Wyoming is funky even by caucus standards. Wyoming splits its delegate allocation (29) into three piles. Three delegates are the party leader delegates who go unassigned. The next 14 are decided at the state convention (April 14) and, to my knowledge, are not tied to any voting across the state. The last 12 are decided by county caucuses that run from February 9 to 29. However, the process for allocating these county delegates is curious.
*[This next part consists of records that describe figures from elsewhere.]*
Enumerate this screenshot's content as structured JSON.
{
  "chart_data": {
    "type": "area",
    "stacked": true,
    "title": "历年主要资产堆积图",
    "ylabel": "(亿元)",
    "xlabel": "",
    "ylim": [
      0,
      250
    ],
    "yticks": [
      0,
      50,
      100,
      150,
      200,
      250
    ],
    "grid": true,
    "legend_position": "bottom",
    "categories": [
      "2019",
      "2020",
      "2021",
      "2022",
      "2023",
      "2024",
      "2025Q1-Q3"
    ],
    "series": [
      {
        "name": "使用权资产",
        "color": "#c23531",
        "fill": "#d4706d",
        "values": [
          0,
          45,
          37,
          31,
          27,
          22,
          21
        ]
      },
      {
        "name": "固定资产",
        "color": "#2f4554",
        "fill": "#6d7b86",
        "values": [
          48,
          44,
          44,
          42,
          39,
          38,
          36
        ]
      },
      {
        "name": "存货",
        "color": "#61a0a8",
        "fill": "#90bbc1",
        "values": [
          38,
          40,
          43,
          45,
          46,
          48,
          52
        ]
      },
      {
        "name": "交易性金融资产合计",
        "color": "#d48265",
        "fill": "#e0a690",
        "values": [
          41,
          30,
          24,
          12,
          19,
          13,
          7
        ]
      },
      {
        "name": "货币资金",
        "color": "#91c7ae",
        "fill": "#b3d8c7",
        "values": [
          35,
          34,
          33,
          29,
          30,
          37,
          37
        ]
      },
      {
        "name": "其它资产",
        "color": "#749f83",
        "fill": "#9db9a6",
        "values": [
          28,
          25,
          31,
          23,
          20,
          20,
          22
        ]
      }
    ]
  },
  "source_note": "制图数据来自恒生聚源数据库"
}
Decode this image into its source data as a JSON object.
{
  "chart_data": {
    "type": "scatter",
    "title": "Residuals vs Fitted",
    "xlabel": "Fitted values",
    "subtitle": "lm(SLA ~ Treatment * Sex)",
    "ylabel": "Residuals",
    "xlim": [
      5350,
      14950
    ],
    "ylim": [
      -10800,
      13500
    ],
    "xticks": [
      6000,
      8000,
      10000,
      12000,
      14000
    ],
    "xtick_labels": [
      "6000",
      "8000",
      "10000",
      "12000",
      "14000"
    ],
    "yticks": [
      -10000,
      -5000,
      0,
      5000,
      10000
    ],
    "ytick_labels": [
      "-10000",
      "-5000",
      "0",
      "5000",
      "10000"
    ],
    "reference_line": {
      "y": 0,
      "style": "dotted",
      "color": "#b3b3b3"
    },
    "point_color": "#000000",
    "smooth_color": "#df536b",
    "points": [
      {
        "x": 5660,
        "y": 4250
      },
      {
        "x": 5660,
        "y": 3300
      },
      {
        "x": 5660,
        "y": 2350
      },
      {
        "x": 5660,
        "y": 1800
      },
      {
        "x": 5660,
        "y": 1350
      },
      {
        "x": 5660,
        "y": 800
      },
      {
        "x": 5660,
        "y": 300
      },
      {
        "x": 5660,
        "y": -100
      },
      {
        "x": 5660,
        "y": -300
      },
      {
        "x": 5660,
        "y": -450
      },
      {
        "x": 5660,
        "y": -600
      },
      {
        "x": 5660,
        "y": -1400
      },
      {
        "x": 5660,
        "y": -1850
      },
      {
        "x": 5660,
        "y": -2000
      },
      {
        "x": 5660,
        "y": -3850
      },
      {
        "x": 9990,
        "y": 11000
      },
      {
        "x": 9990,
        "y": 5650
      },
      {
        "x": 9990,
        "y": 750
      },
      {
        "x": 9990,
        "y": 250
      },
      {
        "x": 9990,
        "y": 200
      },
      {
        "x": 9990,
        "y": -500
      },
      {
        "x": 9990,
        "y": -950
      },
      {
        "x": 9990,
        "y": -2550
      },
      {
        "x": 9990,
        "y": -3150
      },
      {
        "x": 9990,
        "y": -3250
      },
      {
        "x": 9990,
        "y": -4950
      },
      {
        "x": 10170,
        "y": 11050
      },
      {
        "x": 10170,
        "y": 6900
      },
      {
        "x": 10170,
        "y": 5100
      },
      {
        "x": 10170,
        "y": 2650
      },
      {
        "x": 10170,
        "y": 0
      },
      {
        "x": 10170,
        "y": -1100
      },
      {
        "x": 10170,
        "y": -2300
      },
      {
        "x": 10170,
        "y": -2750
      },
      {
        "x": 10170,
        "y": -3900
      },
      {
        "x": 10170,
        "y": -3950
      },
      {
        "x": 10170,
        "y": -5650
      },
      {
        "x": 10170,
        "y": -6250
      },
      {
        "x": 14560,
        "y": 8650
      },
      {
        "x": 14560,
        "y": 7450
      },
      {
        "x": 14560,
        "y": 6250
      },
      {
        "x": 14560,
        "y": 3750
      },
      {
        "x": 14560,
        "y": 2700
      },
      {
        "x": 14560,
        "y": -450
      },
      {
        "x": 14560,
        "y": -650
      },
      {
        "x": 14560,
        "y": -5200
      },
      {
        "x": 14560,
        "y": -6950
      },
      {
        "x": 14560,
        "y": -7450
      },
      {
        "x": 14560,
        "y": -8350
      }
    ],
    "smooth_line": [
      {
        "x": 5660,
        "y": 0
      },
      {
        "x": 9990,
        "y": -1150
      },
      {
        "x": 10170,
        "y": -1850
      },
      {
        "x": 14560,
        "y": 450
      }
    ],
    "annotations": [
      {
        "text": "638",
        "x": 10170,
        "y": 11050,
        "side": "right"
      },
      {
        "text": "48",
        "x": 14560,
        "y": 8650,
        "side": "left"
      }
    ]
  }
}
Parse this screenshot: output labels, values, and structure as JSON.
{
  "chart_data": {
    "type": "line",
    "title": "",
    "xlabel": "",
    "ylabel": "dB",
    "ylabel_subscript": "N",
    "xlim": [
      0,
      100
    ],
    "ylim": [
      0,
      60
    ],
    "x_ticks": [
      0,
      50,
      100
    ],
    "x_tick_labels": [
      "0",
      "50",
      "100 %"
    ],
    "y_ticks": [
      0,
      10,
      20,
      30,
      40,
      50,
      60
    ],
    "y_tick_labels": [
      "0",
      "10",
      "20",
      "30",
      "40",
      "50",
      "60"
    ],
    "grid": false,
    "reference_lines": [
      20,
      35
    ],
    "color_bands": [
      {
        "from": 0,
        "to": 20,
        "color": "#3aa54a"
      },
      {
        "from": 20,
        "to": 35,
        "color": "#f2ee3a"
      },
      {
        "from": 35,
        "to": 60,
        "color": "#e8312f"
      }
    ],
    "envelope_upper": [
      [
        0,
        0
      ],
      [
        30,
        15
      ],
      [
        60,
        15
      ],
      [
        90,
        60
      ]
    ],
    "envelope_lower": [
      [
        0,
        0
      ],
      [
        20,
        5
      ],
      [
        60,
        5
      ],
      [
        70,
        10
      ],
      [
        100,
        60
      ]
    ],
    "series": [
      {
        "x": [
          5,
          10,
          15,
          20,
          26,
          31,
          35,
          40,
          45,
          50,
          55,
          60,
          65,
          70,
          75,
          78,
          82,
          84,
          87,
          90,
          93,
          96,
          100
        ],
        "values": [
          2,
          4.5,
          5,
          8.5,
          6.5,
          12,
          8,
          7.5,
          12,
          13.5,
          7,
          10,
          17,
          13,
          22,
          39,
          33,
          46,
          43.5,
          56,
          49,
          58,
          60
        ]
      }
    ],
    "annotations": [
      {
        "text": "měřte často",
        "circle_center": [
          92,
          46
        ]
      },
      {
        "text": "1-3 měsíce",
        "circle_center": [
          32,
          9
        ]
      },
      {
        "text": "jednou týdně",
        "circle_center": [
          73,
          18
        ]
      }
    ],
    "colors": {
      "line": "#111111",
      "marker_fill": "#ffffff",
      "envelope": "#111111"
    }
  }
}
There are 23 counties in Wyoming. Twenty-two of these counties are paired up, while Laramie County (where Cheyenne is located) stands alone (electing both a delegate and an alternate). The pairing doesn't change but the order of the pairing does as it alternates every presidential election. The reason this is important is that in each county pairing, one county elects a delegate while the other county elects an alternate. Thus, you could have two different candidates represented in the delegate/alternate pairing depending on who wins each county.
Delegates will be chosen on March 10 at the county conventions but one would expect the delegate selection to mirror that of straw poll (unless the vote was very close and someone switched). As such, we should expect the delegate selection to reflect the county poll winners as follows:
1. Laramie - Santorum
2. Natrona - Santorum
3. Carbon - Santorum
4. Lincoln - Romney
5. Sublette - Romney
6. Park - Romney
7. Washakie - Romney
8. Big Horn - Romney
9. Johnson - Paul
10. Weston - Paul
11. Niobrara - Paul
12. Platte - Santorum
This gives Mr. Romney 5 delegates, Mr. Santorum 4 delegates, and Uncle Ron 3 delegates. These however are soft allocations as all 29 Wyoming delegates are to be officially "unbound." How unbound they actually are is open for debate.
If the alternate counties are considered, Mr. Santorum would jump to 7 delegates while Mr. Romney falls to 3 and Uncle Ron would get only 1. Sweetwater County will decide today but their vote will not be enough to overcome Mr. Romney's win in the straw poll. Whether any of this will matter at the state convention in April is anyone's guess.